Viaplay is not immune from economic and other headwinds. It is struggling in the Baltics because of the cutting off of Russian content following the invasion of Ukraine, while Viaplay Select, the curated offering of Viaplay Originals and third-party content made available to distribution partners for a fixed fee, will not now be launched in Austria, Germany and Switzerland “for all the macro-financial reasons you can think of”. The company is prepared to take a step back from these big markets as a result of macroeconomic challenges.

Notwithstanding that decision, and the pressure on ad markets, Jensen says that the company will continue its international rollout, with a revised operational structure to help position itself better for the task.

Streaming, Jensen believes, will “just continue to grow” and if very far from having peaked. He points out that there is still a big opportunity to cannibalise declining linear viewing, which still accounts for a big part of TV spend. He argued that pay TV operators must move from packaging pay TV bundles to aggregating streaming services to capture an audience that is shifting to non-linear viewing.

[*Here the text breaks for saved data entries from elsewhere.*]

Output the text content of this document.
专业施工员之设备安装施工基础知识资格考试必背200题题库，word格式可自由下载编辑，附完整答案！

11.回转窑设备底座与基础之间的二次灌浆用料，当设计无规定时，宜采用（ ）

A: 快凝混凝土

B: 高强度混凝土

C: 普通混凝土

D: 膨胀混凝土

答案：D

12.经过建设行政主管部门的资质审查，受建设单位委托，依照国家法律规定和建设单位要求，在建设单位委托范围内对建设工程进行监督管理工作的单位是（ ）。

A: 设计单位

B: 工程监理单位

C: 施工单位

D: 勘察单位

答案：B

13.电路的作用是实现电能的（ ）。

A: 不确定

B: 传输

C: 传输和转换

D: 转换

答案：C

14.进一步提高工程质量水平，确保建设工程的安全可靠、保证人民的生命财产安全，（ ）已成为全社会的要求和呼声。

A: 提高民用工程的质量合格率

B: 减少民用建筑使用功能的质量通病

Jensen also believes that the market is swinging in Viaplay’s favour, with the big US streamers now pulling back from international and local content to some extent and focusing more on their core US audiences.

He therefore remains confident that the company’s “international expansion is on track or ahead” while “the Nordic opportunity is intact” despite the slower growth the company has experienced recently.

No sign of stuttering here. Viaplay remains something of a best-practice example, at least for now. And the view that major media companies have to be international, or die is one that should be listened to.